What’s New in SAS/STAT 14.1 High-Performance Procedures

Highlights of Enhancements in SAS/STAT 13.2 High-Performance Procedures

Some users might be unfamiliar with updates that were made in the previous release. Following are highlights of enhancements for the SAS/STAT 13.2 high-performance procedures:

  • The high-performance analytical infrastructure was enhanced to include BY-group processing support for data that are predistributed in databases, Hadoop, SAS LASR Analytic Servers, and SAP HANA; to remove the need to specify the GRIDDATASERVER= option in the PERFORMANCE statement or set the GRIDDATASERVER environment variable when you run high-performance analytical procedures alongside databases; to remove the need to specify the GRIDMODE= option in the PERFORMANCE statement or set the GRIDMODE environment variable; to automatically determine the mode in which each data set in a single procedure step is accessed; and to enable the high-performance analytical procedures to read data from and write data to SAP HANA asymmetrically in parallel.

  • Two new procedures were added:

    • The HPPLS procedure fits models by using any of several linear predictive methods, including partial least squares (PLS), to optimally address one or both of these two goals: explaining response variation and explaining predictor variation.

    • The HPQUANTSELECT procedure performs high-performance quantile regression analysis. PROC HPQUANTSELECT not only fits quantile regression models but also offers extensive capabilities for quantile regression model selection, and it supports statistical inferences with or without the assumption of independently and identically distributed (iid) errors.

  • Two procedures were enhanced:

    • The HPLOGISTIC procedure was enhanced to enable you to divide the observations in the input data set into disjoint subsets for model training, validation, and testing; control the classification of events and nonevents; use the validation data set during the selection process; input your own starting values for the optimization; create data for receiver operating characteristic (ROC) curves; specify population prevalences that are used to adjust displayed statistics; output the posterior probabilities; and output the partition to which the observation is assigned.

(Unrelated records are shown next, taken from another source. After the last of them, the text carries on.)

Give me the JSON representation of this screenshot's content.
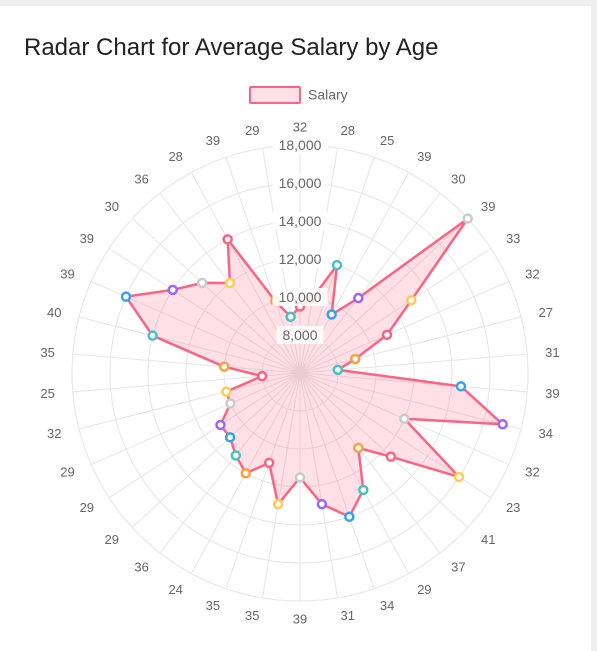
{
  "chart_data": {
    "type": "radar",
    "title": "Radar Chart for Average Salary by Age",
    "labels": [
      "32",
      "28",
      "25",
      "39",
      "30",
      "39",
      "33",
      "32",
      "27",
      "31",
      "39",
      "34",
      "32",
      "23",
      "41",
      "37",
      "29",
      "34",
      "31",
      "39",
      "35",
      "35",
      "24",
      "36",
      "29",
      "29",
      "29",
      "32",
      "25",
      "35",
      "40",
      "39",
      "39",
      "30",
      "36",
      "28",
      "39",
      "29"
    ],
    "series": [
      {
        "name": "Salary",
        "values": [
          9500,
          10000,
          12000,
          9500,
          11000,
          18000,
          13000,
          11000,
          9000,
          8000,
          14500,
          17000,
          12000,
          16000,
          12500,
          11000,
          13000,
          14000,
          13000,
          11500,
          13000,
          11000,
          12000,
          11500,
          11000,
          11000,
          10000,
          10000,
          8000,
          10000,
          14000,
          16000,
          14000,
          13000,
          12000,
          14000,
          10000,
          9000
        ],
        "fill": "rgba(255,99,132,0.2)",
        "stroke": "#ff6384"
      }
    ],
    "r_ticks": [
      "8,000",
      "10,000",
      "12,000",
      "14,000",
      "16,000",
      "18,000"
    ],
    "r_range": [
      6000,
      18000
    ],
    "legend_position": "top",
    "grid": true,
    "point_colors": [
      "#ff6384",
      "#ff9f40",
      "#4bc0c0",
      "#36a2eb",
      "#9966ff",
      "#c9cbcf",
      "#ffcd56"
    ]
  }
}
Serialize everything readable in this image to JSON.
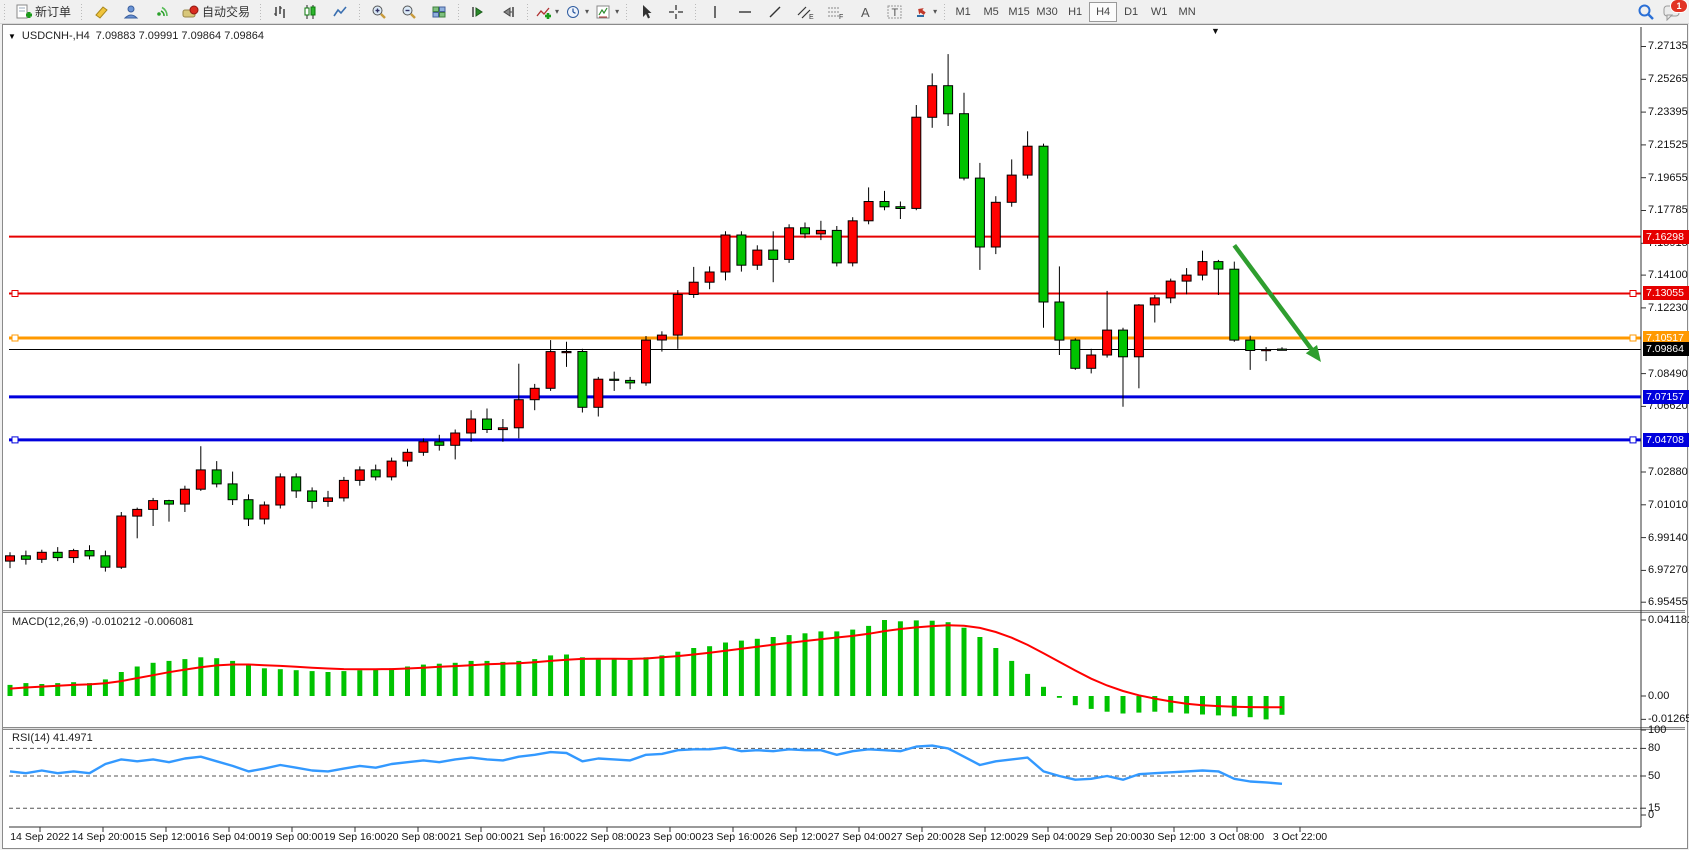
{
  "toolbar": {
    "new_order_label": "新订单",
    "autotrading_label": "自动交易",
    "icons": [
      "new-order",
      "metaeditor",
      "market",
      "signals",
      "autotrading",
      "bar-chart",
      "candlestick-chart",
      "line-chart",
      "zoom-in",
      "zoom-out",
      "tile-windows",
      "auto-scroll",
      "chart-shift",
      "indicators",
      "periods",
      "templates",
      "cursor",
      "crosshair",
      "vertical-line",
      "horizontal-line",
      "trendline",
      "equidistant-channel",
      "fibonacci",
      "text",
      "text-label",
      "arrows",
      "search",
      "notifications"
    ],
    "timeframes": [
      "M1",
      "M5",
      "M15",
      "M30",
      "H1",
      "H4",
      "D1",
      "W1",
      "MN"
    ],
    "active_timeframe": "H4",
    "notification_count": "1"
  },
  "chart": {
    "symbol_period": "USDCNH-,H4",
    "ohlc_text": "7.09883 7.09991 7.09864 7.09864",
    "bull_color": "#ff0000",
    "bear_color": "#00c300",
    "background": "#ffffff"
  },
  "price_axis": {
    "ticks": [
      "7.27135",
      "7.25265",
      "7.23395",
      "7.21525",
      "7.19655",
      "7.17785",
      "7.15915",
      "7.14100",
      "7.12230",
      "7.08490",
      "7.06620",
      "7.02880",
      "7.01010",
      "6.99140",
      "6.97270",
      "6.95455"
    ]
  },
  "hlines": [
    {
      "label": "7.16298",
      "price": 7.16298,
      "color": "#e60000",
      "width": 2,
      "handles": false
    },
    {
      "label": "7.13055",
      "price": 7.13055,
      "color": "#e60000",
      "width": 2,
      "handles": true
    },
    {
      "label": "7.10517",
      "price": 7.10517,
      "color": "#ff9900",
      "width": 3,
      "handles": true
    },
    {
      "label": "7.09864",
      "price": 7.09864,
      "color": "#000000",
      "width": 1,
      "handles": false
    },
    {
      "label": "7.07157",
      "price": 7.07157,
      "color": "#0000dd",
      "width": 3,
      "handles": false
    },
    {
      "label": "7.04708",
      "price": 7.04708,
      "color": "#0000dd",
      "width": 3,
      "handles": true
    }
  ],
  "time_axis": {
    "labels": [
      "14 Sep 2022",
      "14 Sep 20:00",
      "15 Sep 12:00",
      "16 Sep 04:00",
      "19 Sep 00:00",
      "19 Sep 16:00",
      "20 Sep 08:00",
      "21 Sep 00:00",
      "21 Sep 16:00",
      "22 Sep 08:00",
      "23 Sep 00:00",
      "23 Sep 16:00",
      "26 Sep 12:00",
      "27 Sep 04:00",
      "27 Sep 20:00",
      "28 Sep 12:00",
      "29 Sep 04:00",
      "29 Sep 20:00",
      "30 Sep 12:00",
      "3 Oct 08:00",
      "3 Oct 22:00"
    ]
  },
  "macd": {
    "name": "MACD(12,26,9)",
    "value": "-0.010212",
    "signal_value": "-0.006081",
    "ticks": [
      "0.041181",
      "0.00",
      "-0.012659"
    ],
    "histogram_color": "#00c300",
    "signal_color": "#ff0000"
  },
  "rsi": {
    "name": "RSI(14)",
    "value": "41.4971",
    "ticks": [
      "100",
      "80",
      "50",
      "15",
      "0"
    ],
    "levels": [
      80,
      50,
      15
    ],
    "line_color": "#3399ff"
  },
  "annotations": {
    "trend_arrow": {
      "color": "#2f9e2f",
      "from_bar": 77,
      "from_price": 7.158,
      "to_bar": 82,
      "to_price": 7.097
    }
  },
  "chart_data": {
    "type": "candlestick",
    "symbol": "USDCNH-",
    "timeframe": "H4",
    "price_range": [
      6.95455,
      7.27135
    ],
    "candles": [
      [
        6.978,
        6.983,
        6.974,
        6.981
      ],
      [
        6.981,
        6.984,
        6.976,
        6.979
      ],
      [
        6.979,
        6.9845,
        6.977,
        6.983
      ],
      [
        6.983,
        6.986,
        6.978,
        6.98
      ],
      [
        6.98,
        6.985,
        6.977,
        6.984
      ],
      [
        6.984,
        6.987,
        6.979,
        6.981
      ],
      [
        6.981,
        6.984,
        6.972,
        6.9745
      ],
      [
        6.9745,
        7.006,
        6.9735,
        7.0037
      ],
      [
        7.0037,
        7.0085,
        6.991,
        7.0075
      ],
      [
        7.0075,
        7.014,
        6.998,
        7.0125
      ],
      [
        7.0125,
        7.013,
        7.0005,
        7.0105
      ],
      [
        7.0105,
        7.021,
        7.006,
        7.019
      ],
      [
        7.019,
        7.0435,
        7.018,
        7.03
      ],
      [
        7.03,
        7.035,
        7.02,
        7.022
      ],
      [
        7.022,
        7.029,
        7.01,
        7.013
      ],
      [
        7.013,
        7.016,
        6.998,
        7.002
      ],
      [
        7.002,
        7.012,
        6.999,
        7.01
      ],
      [
        7.01,
        7.028,
        7.008,
        7.026
      ],
      [
        7.026,
        7.028,
        7.014,
        7.018
      ],
      [
        7.018,
        7.02,
        7.008,
        7.012
      ],
      [
        7.012,
        7.018,
        7.009,
        7.014
      ],
      [
        7.014,
        7.026,
        7.012,
        7.024
      ],
      [
        7.024,
        7.032,
        7.021,
        7.03
      ],
      [
        7.03,
        7.033,
        7.024,
        7.026
      ],
      [
        7.026,
        7.037,
        7.024,
        7.035
      ],
      [
        7.035,
        7.042,
        7.032,
        7.04
      ],
      [
        7.04,
        7.048,
        7.038,
        7.046
      ],
      [
        7.046,
        7.05,
        7.041,
        7.044
      ],
      [
        7.044,
        7.053,
        7.036,
        7.051
      ],
      [
        7.051,
        7.064,
        7.046,
        7.059
      ],
      [
        7.059,
        7.065,
        7.051,
        7.053
      ],
      [
        7.053,
        7.059,
        7.046,
        7.054
      ],
      [
        7.054,
        7.0905,
        7.048,
        7.07
      ],
      [
        7.07,
        7.079,
        7.064,
        7.0765
      ],
      [
        7.0765,
        7.104,
        7.075,
        7.0974
      ],
      [
        7.0974,
        7.103,
        7.0887,
        7.0975
      ],
      [
        7.0975,
        7.099,
        7.0627,
        7.0657
      ],
      [
        7.0657,
        7.083,
        7.0604,
        7.0817
      ],
      [
        7.0817,
        7.086,
        7.075,
        7.081
      ],
      [
        7.081,
        7.083,
        7.076,
        7.0796
      ],
      [
        7.0796,
        7.1063,
        7.078,
        7.104
      ],
      [
        7.104,
        7.109,
        7.0974,
        7.1068
      ],
      [
        7.1068,
        7.1325,
        7.099,
        7.13
      ],
      [
        7.13,
        7.1457,
        7.128,
        7.137
      ],
      [
        7.137,
        7.146,
        7.133,
        7.1428
      ],
      [
        7.1428,
        7.166,
        7.138,
        7.1639
      ],
      [
        7.1639,
        7.166,
        7.143,
        7.1467
      ],
      [
        7.1467,
        7.158,
        7.144,
        7.1553
      ],
      [
        7.1553,
        7.166,
        7.137,
        7.15
      ],
      [
        7.15,
        7.17,
        7.148,
        7.168
      ],
      [
        7.168,
        7.171,
        7.162,
        7.1645
      ],
      [
        7.1645,
        7.172,
        7.161,
        7.1665
      ],
      [
        7.1665,
        7.169,
        7.146,
        7.148
      ],
      [
        7.148,
        7.174,
        7.146,
        7.172
      ],
      [
        7.172,
        7.191,
        7.17,
        7.183
      ],
      [
        7.183,
        7.189,
        7.178,
        7.18
      ],
      [
        7.18,
        7.183,
        7.173,
        7.179
      ],
      [
        7.179,
        7.238,
        7.178,
        7.231
      ],
      [
        7.231,
        7.256,
        7.225,
        7.249
      ],
      [
        7.249,
        7.267,
        7.226,
        7.233
      ],
      [
        7.233,
        7.245,
        7.195,
        7.1963
      ],
      [
        7.1963,
        7.205,
        7.144,
        7.157
      ],
      [
        7.157,
        7.186,
        7.153,
        7.1825
      ],
      [
        7.1825,
        7.207,
        7.18,
        7.198
      ],
      [
        7.198,
        7.223,
        7.196,
        7.2145
      ],
      [
        7.2145,
        7.216,
        7.111,
        7.1257
      ],
      [
        7.1257,
        7.146,
        7.0955,
        7.104
      ],
      [
        7.104,
        7.105,
        7.087,
        7.0879
      ],
      [
        7.0879,
        7.099,
        7.085,
        7.0955
      ],
      [
        7.0955,
        7.132,
        7.094,
        7.1097
      ],
      [
        7.1097,
        7.111,
        7.066,
        7.0945
      ],
      [
        7.0945,
        7.1245,
        7.0765,
        7.124
      ],
      [
        7.124,
        7.1297,
        7.114,
        7.128
      ],
      [
        7.128,
        7.139,
        7.125,
        7.1376
      ],
      [
        7.1376,
        7.145,
        7.13,
        7.141
      ],
      [
        7.141,
        7.155,
        7.138,
        7.1487
      ],
      [
        7.1487,
        7.1497,
        7.1297,
        7.1444
      ],
      [
        7.1444,
        7.1487,
        7.103,
        7.104
      ],
      [
        7.104,
        7.1065,
        7.087,
        7.0981
      ],
      [
        7.0981,
        7.1,
        7.092,
        7.0986
      ],
      [
        7.09883,
        7.09991,
        7.09864,
        7.09864
      ]
    ],
    "macd_histogram": [
      0.006,
      0.007,
      0.0065,
      0.007,
      0.0075,
      0.007,
      0.009,
      0.013,
      0.016,
      0.018,
      0.019,
      0.02,
      0.021,
      0.0205,
      0.019,
      0.017,
      0.015,
      0.0145,
      0.014,
      0.0135,
      0.013,
      0.0135,
      0.014,
      0.0145,
      0.015,
      0.016,
      0.017,
      0.0175,
      0.018,
      0.019,
      0.019,
      0.0185,
      0.019,
      0.02,
      0.022,
      0.0225,
      0.021,
      0.0205,
      0.02,
      0.0195,
      0.021,
      0.022,
      0.024,
      0.026,
      0.027,
      0.029,
      0.03,
      0.031,
      0.032,
      0.033,
      0.034,
      0.035,
      0.035,
      0.036,
      0.038,
      0.0412,
      0.0405,
      0.041,
      0.0408,
      0.04,
      0.037,
      0.032,
      0.026,
      0.019,
      0.012,
      0.005,
      -0.001,
      -0.005,
      -0.007,
      -0.0085,
      -0.0095,
      -0.009,
      -0.0085,
      -0.009,
      -0.0095,
      -0.01,
      -0.0105,
      -0.011,
      -0.0115,
      -0.0127,
      -0.0102
    ],
    "macd_signal": [
      0.004,
      0.0046,
      0.0051,
      0.0056,
      0.006,
      0.0063,
      0.0069,
      0.0081,
      0.0097,
      0.0113,
      0.0129,
      0.0143,
      0.0156,
      0.0166,
      0.0171,
      0.0171,
      0.0167,
      0.0163,
      0.0158,
      0.0153,
      0.0149,
      0.0146,
      0.0145,
      0.0145,
      0.0146,
      0.0149,
      0.0153,
      0.0158,
      0.0162,
      0.0167,
      0.0172,
      0.0175,
      0.0178,
      0.0183,
      0.019,
      0.0197,
      0.0201,
      0.0202,
      0.0202,
      0.0201,
      0.0203,
      0.021,
      0.0216,
      0.0225,
      0.0234,
      0.0245,
      0.0256,
      0.0267,
      0.0278,
      0.0288,
      0.0298,
      0.0308,
      0.0317,
      0.0326,
      0.0337,
      0.0352,
      0.0363,
      0.0372,
      0.0379,
      0.0383,
      0.0381,
      0.0369,
      0.0347,
      0.0316,
      0.0277,
      0.0232,
      0.0185,
      0.0138,
      0.0094,
      0.0057,
      0.0027,
      0.0004,
      -0.0014,
      -0.0029,
      -0.0042,
      -0.005,
      -0.0055,
      -0.0058,
      -0.006,
      -0.0061,
      -0.00608
    ],
    "rsi": [
      55,
      53,
      56,
      53,
      55,
      53,
      63,
      68,
      66,
      68,
      65,
      69,
      71,
      66,
      61,
      55,
      58,
      62,
      59,
      56,
      55,
      58,
      61,
      59,
      63,
      65,
      67,
      65,
      68,
      70,
      68,
      67,
      71,
      73,
      76,
      75,
      66,
      69,
      68,
      67,
      73,
      74,
      78,
      79,
      79,
      81,
      77,
      78,
      77,
      79,
      78,
      78,
      73,
      77,
      79,
      78,
      77,
      82,
      83,
      80,
      71,
      62,
      66,
      68,
      70,
      55,
      50,
      46,
      47,
      50,
      46,
      52,
      53,
      54,
      55,
      56,
      55,
      47,
      44,
      43,
      41.5
    ]
  }
}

In addition, the AIC, BIC, and AICC criteria were added to the SELECT= option in the SELECTION statement.

    • The HPGENSELECT procedure added the PARTITION statement, which enables you to specify how observations in the input data set are to be logically partitioned into disjoint subsets for model training, validation, and testing. Models are fit and selected based on the training data. You can use the validation and test sets to assess how the selected model generalizes on data that played no role in selecting the model.